Decisão só vale para novas listas

O professor em Direito Constitucional e Eleitoral, Leland Barroso, avalia que a decisão emitida pelo CNJ não deve implicar na mudança das listas tríplices já enviadas pelo TJ-AM ao TSE, desde que já tenham sido chanceladas pela corte.

“A própria decisão faz a ressalva, desde que o ato não seja anterior a ela. Quer dizer: é daqui para frente. A lista que já estavam lá não voltam, se estiver só para nomeação pela presidência, se já foi homologada pelo TSE. Se não foi homologada, pode voltar. Mas o TSE geralmente não faz isso porque a votação se deu antes da decisão do CNJ”, disse.

Leland contudo ressalta que se por algum motivo a relação com os três nomes voltarem para algum tipo de correção, aí o TJ-AM tem que refazer o processo observando a nova determinação do CNJ com votação aberta. “Se o TSE mandar voltar a lista a votação terá que ser aberta. Tem que baixar edital compor nova lista e se aplicar a nova determinação”, explicou.

Esse é o caso da vaga que pertencia a Affimar Cabo Verde. O TSE devolveu o processo, no dia 22 de junho, para o TRE-AM substituir o nome de Felipe Thury que fazia parte de outra lista e já foi empossado no cargo. “Nesse caso, basta baixar o edital para uma vaga na lista tríplice e fazer a votação aberta no TJ”, disse Leland.

Escolha de advogados pode ser refeita

O Tribunal Superior Eleitoral (TSE) deu prazo de 20 dias para o Tribunal Regional Eleitoral do Amazonas (TRE-AM) esclarecer qual o cargo a ser preenchido, se de juiz substituto ou titular, na lista tríplice da vaga que era ocupada pelo advogado Márcio Rys Meirelles, por divergência verificada nos ofícios do TRE-AM e do TJ-AM.

Disputam essa cadeira os advogados Bartolomeu Ferreira de Azevedo Júnior, Rubenito Cardoso da Silva Júnior e Mário Augusto Marques da Costa. Os três foram escolhidos pelos desembargadores do TJ-AM em sessão do dia 17 de maio por meio de votação sigilosa. Na avaliação da advogada Maria Benigno esse procedimento também é atingido pela decisão tomada pelo Conselho Nacional de Justiça (CNJ) porque o ato jurídico não foi consumado com a nomeação feita pela Presidência da República, o que pode levar o processo a ser refeito.

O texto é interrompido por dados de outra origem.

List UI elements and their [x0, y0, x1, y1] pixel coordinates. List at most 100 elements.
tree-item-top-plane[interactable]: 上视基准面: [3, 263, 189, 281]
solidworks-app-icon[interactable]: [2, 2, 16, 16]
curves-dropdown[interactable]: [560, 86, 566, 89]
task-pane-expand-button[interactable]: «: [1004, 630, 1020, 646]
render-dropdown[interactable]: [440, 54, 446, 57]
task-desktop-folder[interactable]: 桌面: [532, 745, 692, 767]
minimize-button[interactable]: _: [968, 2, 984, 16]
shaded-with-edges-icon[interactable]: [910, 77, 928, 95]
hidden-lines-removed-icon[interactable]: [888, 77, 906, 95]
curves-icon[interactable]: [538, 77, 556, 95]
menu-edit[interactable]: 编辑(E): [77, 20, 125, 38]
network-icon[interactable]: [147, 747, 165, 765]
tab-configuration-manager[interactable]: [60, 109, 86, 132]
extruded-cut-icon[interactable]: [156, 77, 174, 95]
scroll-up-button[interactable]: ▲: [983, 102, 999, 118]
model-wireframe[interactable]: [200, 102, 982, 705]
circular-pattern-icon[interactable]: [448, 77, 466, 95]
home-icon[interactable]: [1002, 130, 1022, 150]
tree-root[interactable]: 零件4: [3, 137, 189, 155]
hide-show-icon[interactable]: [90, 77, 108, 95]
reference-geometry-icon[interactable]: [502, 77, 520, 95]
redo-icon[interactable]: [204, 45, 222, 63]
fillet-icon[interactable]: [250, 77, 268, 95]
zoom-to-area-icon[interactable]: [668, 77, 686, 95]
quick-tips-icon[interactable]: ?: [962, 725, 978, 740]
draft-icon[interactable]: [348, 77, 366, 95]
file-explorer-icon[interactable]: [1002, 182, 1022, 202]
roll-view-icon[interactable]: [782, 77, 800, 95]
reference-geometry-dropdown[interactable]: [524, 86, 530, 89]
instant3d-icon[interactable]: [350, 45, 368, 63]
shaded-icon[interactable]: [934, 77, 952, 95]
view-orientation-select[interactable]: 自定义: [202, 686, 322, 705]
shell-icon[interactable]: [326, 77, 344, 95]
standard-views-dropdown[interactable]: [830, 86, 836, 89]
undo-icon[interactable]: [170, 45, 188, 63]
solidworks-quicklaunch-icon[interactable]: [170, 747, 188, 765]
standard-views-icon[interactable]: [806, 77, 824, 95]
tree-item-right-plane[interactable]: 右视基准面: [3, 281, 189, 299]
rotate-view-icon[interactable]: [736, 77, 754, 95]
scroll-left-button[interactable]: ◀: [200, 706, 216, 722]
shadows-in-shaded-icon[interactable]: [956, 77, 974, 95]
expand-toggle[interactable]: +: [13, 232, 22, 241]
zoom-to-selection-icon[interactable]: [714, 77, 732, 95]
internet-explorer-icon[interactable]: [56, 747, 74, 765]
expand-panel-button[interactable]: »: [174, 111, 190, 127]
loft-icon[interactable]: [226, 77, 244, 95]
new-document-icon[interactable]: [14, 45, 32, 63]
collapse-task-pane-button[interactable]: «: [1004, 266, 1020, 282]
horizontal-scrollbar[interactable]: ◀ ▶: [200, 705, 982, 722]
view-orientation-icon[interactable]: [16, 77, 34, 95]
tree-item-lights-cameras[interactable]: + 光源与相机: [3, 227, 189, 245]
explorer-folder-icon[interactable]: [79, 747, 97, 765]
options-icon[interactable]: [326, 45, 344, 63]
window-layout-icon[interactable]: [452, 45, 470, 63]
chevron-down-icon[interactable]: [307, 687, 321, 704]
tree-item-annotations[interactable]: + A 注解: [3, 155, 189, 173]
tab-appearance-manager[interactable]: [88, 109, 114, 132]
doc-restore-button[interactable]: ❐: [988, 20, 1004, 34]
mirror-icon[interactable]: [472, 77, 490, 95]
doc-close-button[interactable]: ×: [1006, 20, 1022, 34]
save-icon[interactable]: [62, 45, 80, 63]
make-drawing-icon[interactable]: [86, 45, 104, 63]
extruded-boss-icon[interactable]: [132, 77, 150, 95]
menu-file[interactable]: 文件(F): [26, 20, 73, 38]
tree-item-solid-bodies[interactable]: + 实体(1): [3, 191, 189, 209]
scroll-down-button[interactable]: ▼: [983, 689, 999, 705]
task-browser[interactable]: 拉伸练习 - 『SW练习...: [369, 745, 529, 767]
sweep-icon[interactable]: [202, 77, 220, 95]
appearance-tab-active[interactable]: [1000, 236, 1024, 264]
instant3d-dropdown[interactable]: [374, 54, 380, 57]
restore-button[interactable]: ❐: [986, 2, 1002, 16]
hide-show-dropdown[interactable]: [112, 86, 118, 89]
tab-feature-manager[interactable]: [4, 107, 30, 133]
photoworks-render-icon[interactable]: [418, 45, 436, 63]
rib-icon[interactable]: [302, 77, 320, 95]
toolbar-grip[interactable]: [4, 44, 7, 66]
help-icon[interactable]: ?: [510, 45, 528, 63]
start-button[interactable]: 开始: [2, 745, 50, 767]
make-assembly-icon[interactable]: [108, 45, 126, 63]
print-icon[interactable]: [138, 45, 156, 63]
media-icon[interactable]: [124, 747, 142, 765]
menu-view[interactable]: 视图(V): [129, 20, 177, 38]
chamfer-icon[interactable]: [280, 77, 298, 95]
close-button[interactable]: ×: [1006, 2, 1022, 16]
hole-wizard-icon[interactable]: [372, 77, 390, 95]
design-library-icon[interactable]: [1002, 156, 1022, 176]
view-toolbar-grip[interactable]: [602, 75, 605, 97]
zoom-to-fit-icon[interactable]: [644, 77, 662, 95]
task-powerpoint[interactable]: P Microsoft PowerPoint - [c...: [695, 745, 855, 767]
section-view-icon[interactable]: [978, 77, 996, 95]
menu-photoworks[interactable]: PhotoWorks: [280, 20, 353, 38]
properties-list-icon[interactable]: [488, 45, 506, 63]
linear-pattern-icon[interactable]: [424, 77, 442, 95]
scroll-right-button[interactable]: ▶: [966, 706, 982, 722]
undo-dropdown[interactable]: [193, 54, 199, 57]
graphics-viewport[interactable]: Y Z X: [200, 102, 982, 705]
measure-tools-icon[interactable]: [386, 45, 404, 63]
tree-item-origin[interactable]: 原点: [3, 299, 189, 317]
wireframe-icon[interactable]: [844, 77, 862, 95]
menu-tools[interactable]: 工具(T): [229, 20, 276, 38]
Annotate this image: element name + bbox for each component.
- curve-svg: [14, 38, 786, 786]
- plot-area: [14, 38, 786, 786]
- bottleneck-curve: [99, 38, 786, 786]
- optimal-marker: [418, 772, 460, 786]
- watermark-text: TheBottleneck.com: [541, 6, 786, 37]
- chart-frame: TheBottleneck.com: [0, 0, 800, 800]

No mesmo ofício, o ministro Herman Benjamin, do TSE, determina que o TRE-AM faça diligência junto ao primeiro e ao terceiro indicados, Rubenito Júnior e Bartolomeu Azevedo, respectivamente, para que apresentem esclarecimentos que entenderem necessários sobre ações judiciais que tramitam contra eles na Justiça.

Atualmente, das duas vagas destinadas a OAB no TRE-AM, uma é ocupada pelo titular do posto, Felipe Thury, nomeado em maio, e outra por Francisco Marques, suplente, por conta na morosidade do processo de escolha do outro titular do cargo. Nenhum dos dois conta com substitutos. Esse fato levou a corte, na sessão de segunda-feira a concluir que, apesar do que diz a minirreforma eleitoral, as decisões de cassação de mandato podem ser tomadas sem a presença de todos os membros.

Composição

Os TREs são compostos por sete membros, sendo dois desembargadores, dois juízes da Justiça Estadual, um juiz federal, e dois advogados. Cada uma dessas vagas tem direito a um suplente. Os juízes são definidos pelos tribunais; os advogados por lista tríplice enviado à Presidência da República.